Her recovery was tough, she says. When it came time to repair the other side in March this year, she chose anterior surgery with Stolarski after hearing about it from a relative.

She says the two surgeries were as different as apples and oranges, with the first requiring a four-day hospital stay and second only two days.

“Before, when I came to, I was in excruciating pain. Every step was excruciating,” says Bieluch.

She also faced a height discrepancy and associated back pain, which isn’t uncommon after traditional hip replacement surgery. Her surgeon said she should address the disparity by wearing a lift in her shoe.

“The second one was so different, amazingly different,” Bieluch recalls. “I was moving right from the first day. I was happy, relieved.”

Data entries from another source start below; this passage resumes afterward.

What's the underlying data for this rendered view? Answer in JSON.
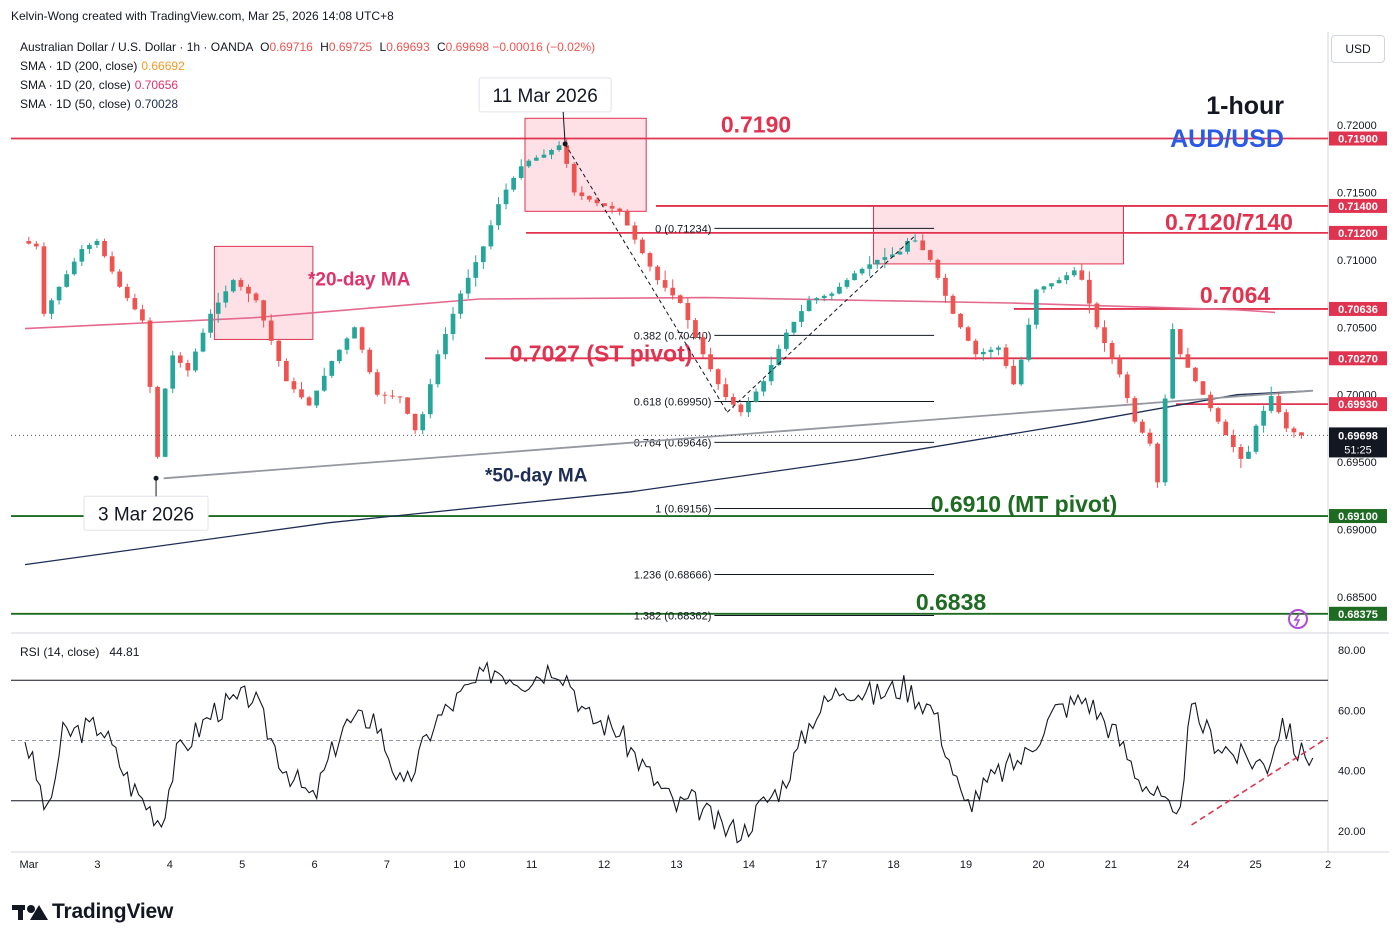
{
  "header": {
    "credit": "Kelvin-Wong created with TradingView.com, Mar 25, 2026 14:08 UTC+8"
  },
  "legend": {
    "symbol": "Australian Dollar / U.S. Dollar · 1h · OANDA",
    "ohlc": [
      {
        "k": "O",
        "v": "0.69716"
      },
      {
        "k": "H",
        "v": "0.69725"
      },
      {
        "k": "L",
        "v": "0.69693"
      },
      {
        "k": "C",
        "v": "0.69698"
      }
    ],
    "change": "−0.00016 (−0.02%)",
    "sma200_label": "SMA · 1D (200, close)",
    "sma200_value": "0.66692",
    "sma20_label": "SMA · 1D (20, close)",
    "sma20_value": "0.70656",
    "sma50_label": "SMA · 1D (50, close)",
    "sma50_value": "0.70028",
    "rsi_label": "RSI (14, close)",
    "rsi_value": "44.81"
  },
  "title_block": {
    "timeframe": "1-hour",
    "pair": "AUD/USD"
  },
  "currency_button": "USD",
  "brand": "TradingView",
  "colors": {
    "resistance": "#e0334f",
    "support": "#1e6b22",
    "sma20": "#e36a8e",
    "sma50": "#1e2d55",
    "up": "#26a69a",
    "down": "#ef5350",
    "zone": "rgba(242,88,122,0.18)",
    "price_line": "#555555"
  },
  "chart_data": [
    {
      "type": "candlestick",
      "title": "Australian Dollar / U.S. Dollar · 1h · OANDA",
      "ylim": [
        0.6824,
        0.7269
      ],
      "y_ticks": [
        "0.72500",
        "0.72000",
        "0.71500",
        "0.71000",
        "0.70500",
        "0.70000",
        "0.69500",
        "0.69000",
        "0.68500"
      ],
      "x_ticks": [
        "Mar",
        "3",
        "4",
        "5",
        "6",
        "7",
        "10",
        "11",
        "12",
        "13",
        "14",
        "17",
        "18",
        "19",
        "20",
        "21",
        "24",
        "25",
        "2"
      ],
      "price_path": [
        [
          0,
          0.7114
        ],
        [
          2,
          0.711
        ],
        [
          3,
          0.706
        ],
        [
          5,
          0.708
        ],
        [
          8,
          0.7108
        ],
        [
          10,
          0.7114
        ],
        [
          13,
          0.708
        ],
        [
          16,
          0.7055
        ],
        [
          17.3,
          0.6991
        ],
        [
          18.3,
          0.6938
        ],
        [
          19.3,
          0.7033
        ],
        [
          22,
          0.7018
        ],
        [
          25,
          0.706
        ],
        [
          28,
          0.7085
        ],
        [
          31,
          0.707
        ],
        [
          35,
          0.701
        ],
        [
          38,
          0.6992
        ],
        [
          41,
          0.7025
        ],
        [
          44,
          0.705
        ],
        [
          47,
          0.7
        ],
        [
          50,
          0.6998
        ],
        [
          52.3,
          0.697
        ],
        [
          55,
          0.703
        ],
        [
          58,
          0.7075
        ],
        [
          61,
          0.711
        ],
        [
          63.3,
          0.7146
        ],
        [
          66.3,
          0.7172
        ],
        [
          69,
          0.7178
        ],
        [
          71.3,
          0.7186
        ],
        [
          73,
          0.715
        ],
        [
          76,
          0.7142
        ],
        [
          79,
          0.7136
        ],
        [
          81,
          0.7115
        ],
        [
          84,
          0.7085
        ],
        [
          87,
          0.7068
        ],
        [
          90,
          0.703
        ],
        [
          92.7,
          0.7
        ],
        [
          95,
          0.6987
        ],
        [
          98,
          0.701
        ],
        [
          101,
          0.7046
        ],
        [
          104,
          0.707
        ],
        [
          107,
          0.7075
        ],
        [
          110,
          0.709
        ],
        [
          113,
          0.71
        ],
        [
          116,
          0.7106
        ],
        [
          117.5,
          0.7118
        ],
        [
          120,
          0.71
        ],
        [
          123,
          0.706
        ],
        [
          126,
          0.703
        ],
        [
          129,
          0.7035
        ],
        [
          131.2,
          0.7005
        ],
        [
          134,
          0.7078
        ],
        [
          137,
          0.7085
        ],
        [
          139.5,
          0.7094
        ],
        [
          142,
          0.705
        ],
        [
          145,
          0.7015
        ],
        [
          147,
          0.698
        ],
        [
          149.7,
          0.6958
        ],
        [
          150.3,
          0.6912
        ],
        [
          151.5,
          0.7058
        ],
        [
          153,
          0.703
        ],
        [
          156,
          0.7
        ],
        [
          159,
          0.697
        ],
        [
          161.5,
          0.6948
        ],
        [
          163,
          0.6977
        ],
        [
          165,
          0.6999
        ],
        [
          167,
          0.6975
        ],
        [
          168.8,
          0.69698
        ]
      ],
      "sma20_path": [
        [
          0,
          0.7049
        ],
        [
          30,
          0.7057
        ],
        [
          60,
          0.7071
        ],
        [
          90,
          0.7072
        ],
        [
          130,
          0.7068
        ],
        [
          160,
          0.7063
        ],
        [
          165,
          0.7061
        ]
      ],
      "sma50_path": [
        [
          0,
          0.6874
        ],
        [
          40,
          0.6905
        ],
        [
          80,
          0.6928
        ],
        [
          110,
          0.6952
        ],
        [
          140,
          0.698
        ],
        [
          160,
          0.7
        ],
        [
          170,
          0.7003
        ]
      ],
      "trendline": [
        [
          18.3,
          0.6938
        ],
        [
          170,
          0.7003
        ]
      ],
      "fib_levels": [
        {
          "label": "0 (0.71234)",
          "value": 0.71234
        },
        {
          "label": "0.382 (0.70440)",
          "value": 0.7044
        },
        {
          "label": "0.618 (0.69950)",
          "value": 0.6995
        },
        {
          "label": "0.764 (0.69646)",
          "value": 0.69646
        },
        {
          "label": "1 (0.69156)",
          "value": 0.69156
        },
        {
          "label": "1.236 (0.68666)",
          "value": 0.68666
        },
        {
          "label": "1.382 (0.68362)",
          "value": 0.68362
        }
      ],
      "levels": [
        {
          "value": 0.719,
          "kind": "resistance",
          "axis_label": "0.71900",
          "label": "0.7190"
        },
        {
          "value": 0.714,
          "kind": "resistance",
          "axis_label": "0.71400",
          "label": ""
        },
        {
          "value": 0.712,
          "kind": "resistance",
          "axis_label": "0.71200",
          "label": "0.7120/7140"
        },
        {
          "value": 0.70636,
          "kind": "resistance",
          "axis_label": "0.70636",
          "label": "0.7064"
        },
        {
          "value": 0.7027,
          "kind": "resistance",
          "axis_label": "0.70270",
          "label": "0.7027 (ST pivot)"
        },
        {
          "value": 0.6993,
          "kind": "resistance",
          "axis_label": "0.69930",
          "label": ""
        },
        {
          "value": 0.691,
          "kind": "support",
          "axis_label": "0.69100",
          "label": "0.6910 (MT pivot)"
        },
        {
          "value": 0.68375,
          "kind": "support",
          "axis_label": "0.68375",
          "label": "0.6838"
        }
      ],
      "zones": [
        {
          "from_x": 25,
          "to_x": 38,
          "high": 0.711,
          "low": 0.7041
        },
        {
          "from_x": 66,
          "to_x": 82,
          "high": 0.7205,
          "low": 0.7136
        },
        {
          "from_x": 112,
          "to_x": 145,
          "high": 0.714,
          "low": 0.7097
        }
      ],
      "current_price": {
        "value": "0.69698",
        "countdown": "51:25"
      },
      "annotations": {
        "high_date": "11 Mar 2026",
        "low_date": "3 Mar 2026",
        "sma20": "*20-day MA",
        "sma50": "*50-day MA"
      }
    },
    {
      "type": "line",
      "title": "RSI (14, close)",
      "ylim": [
        13,
        85
      ],
      "y_ticks": [
        "80.00",
        "60.00",
        "40.00",
        "20.00"
      ],
      "bands": [
        70,
        50,
        30
      ],
      "series": [
        {
          "values": [
            [
              0,
              51
            ],
            [
              3,
              25
            ],
            [
              5,
              52
            ],
            [
              10,
              55
            ],
            [
              14,
              35
            ],
            [
              18,
              23
            ],
            [
              20,
              45
            ],
            [
              25,
              60
            ],
            [
              30,
              65
            ],
            [
              34,
              42
            ],
            [
              38,
              30
            ],
            [
              42,
              55
            ],
            [
              46,
              58
            ],
            [
              50,
              33
            ],
            [
              54,
              56
            ],
            [
              58,
              66
            ],
            [
              62,
              74
            ],
            [
              66,
              70
            ],
            [
              70,
              75
            ],
            [
              72,
              70
            ],
            [
              74,
              58
            ],
            [
              78,
              54
            ],
            [
              82,
              40
            ],
            [
              86,
              28
            ],
            [
              88,
              30
            ],
            [
              92,
              21
            ],
            [
              95,
              20
            ],
            [
              97,
              28
            ],
            [
              100,
              35
            ],
            [
              104,
              58
            ],
            [
              108,
              68
            ],
            [
              112,
              65
            ],
            [
              116,
              68
            ],
            [
              120,
              60
            ],
            [
              124,
              28
            ],
            [
              128,
              38
            ],
            [
              132,
              45
            ],
            [
              136,
              60
            ],
            [
              140,
              64
            ],
            [
              144,
              52
            ],
            [
              147,
              38
            ],
            [
              150,
              30
            ],
            [
              152,
              22
            ],
            [
              154,
              60
            ],
            [
              157,
              50
            ],
            [
              160,
              45
            ],
            [
              164,
              42
            ],
            [
              166,
              57
            ],
            [
              168,
              46
            ],
            [
              170,
              45
            ]
          ]
        }
      ],
      "trendline": [
        [
          154,
          22
        ],
        [
          172,
          51
        ]
      ]
    }
  ]
}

Parks says he does a couple hundred traditional hip joint replacements annually and most of these patients are also spending less time in the hospital — due in part to more attention paid to pain management and physical therapy.

“We used to keep patients in the hospital four or five days,” Parks says. “Now we send patients home an average of two days earlier, and most of us use the posterior approach.”

As for Bieluch’s height irregularity, which was corrected during the second surgery, Parks says, “height discrepancy is independent of approach.”

Stolarski counters with the argument that having anterior patients lie on their backs during surgery “provides for the most accurate leg lengths possible” — which is measured with a live X-ray in the operating room.

“Also, the surgeon can go to the foot of the bed and feel the length of the leg. Neither of these things can be done from a posterior approach,” he adds. “The posterior approach is mostly indirect measuring, and guessing for leg length.”

Parks says it’s essential to keep in mind that both methods provide successful long-term results, every surgery comes with risk, and finding a busy surgeon with a good track record is what matters most.

“Hip replacement works. They all work very well in terms of mobility,” Parks says. “What’s most important for patients is finding a doctor you are comfortable with, and doctors who do a lot of them.”

For Bieluch, her second choice was her best.

“I can’t take the smile off my face. I have no pain, my legs are even and my back doesn’t hurt anymore,” says Bieluch. “I feel like I have a second chance at life now.”